SHARES IN RJB Mining defied gravity on their way up. Now that they are on the way down no-one is prepared to call the bottom. Yesterday they fell another 6p to hit a record low of 79p even though first-half profits, at pounds 44.7m, were at the top end of forecasts.

What did the damage was the bigger than expected dividend cut, from 10p to 3p, allied to uncertainty about whether Britain's biggest coal producer will sign extra supply deals with the electricity generators.

The shares ought to be a buy. At the current price they are trading on an historic multiple of one. Even assuming earnings fall by two-thirds this year, the shares will still be on a forward multiple of just three. The yield, meanwhile, is bigger than the multiple, even supposing the payout for the year is no more than 6p. That points to earnings being insufficient to support any dividend.

RJB's Richard Budge certainly faces challenges. Despite the gas ban, there are enough gas-fired stations in the pipeline to remove another 12 million tonnes of coal demand and Mr Budge will need to work like fury to keep production costs below the prices the generators are likely to offer to buy more coal.

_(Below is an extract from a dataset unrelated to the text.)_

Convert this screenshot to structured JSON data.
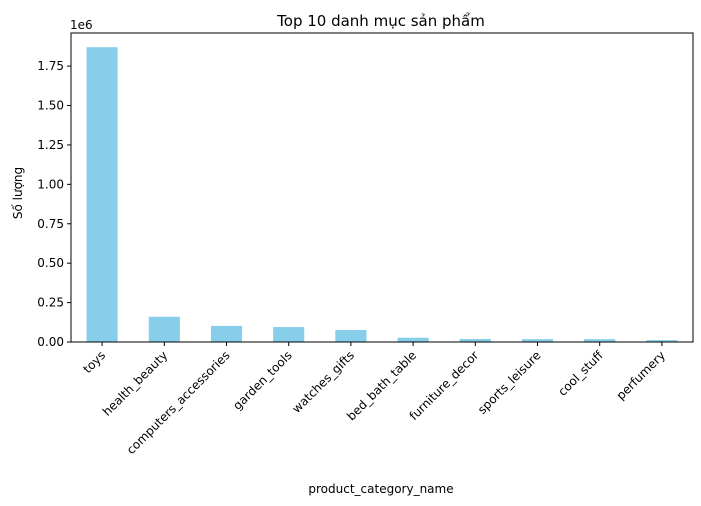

But the long-time bear of the stock, Paribas' Charles Kernot, reckons the current share price cannot be justified by the worst-case scenario where all deep-mined pits are shut. Without any upside from new contracts, he has pencilled in profits of pounds 27m next year, putting the shares on a multiple of six times. Given the market's lack of appetite for RJB, Mr Budge could be forgiven for taking the business private again. Investors should think of buying the shares before he does.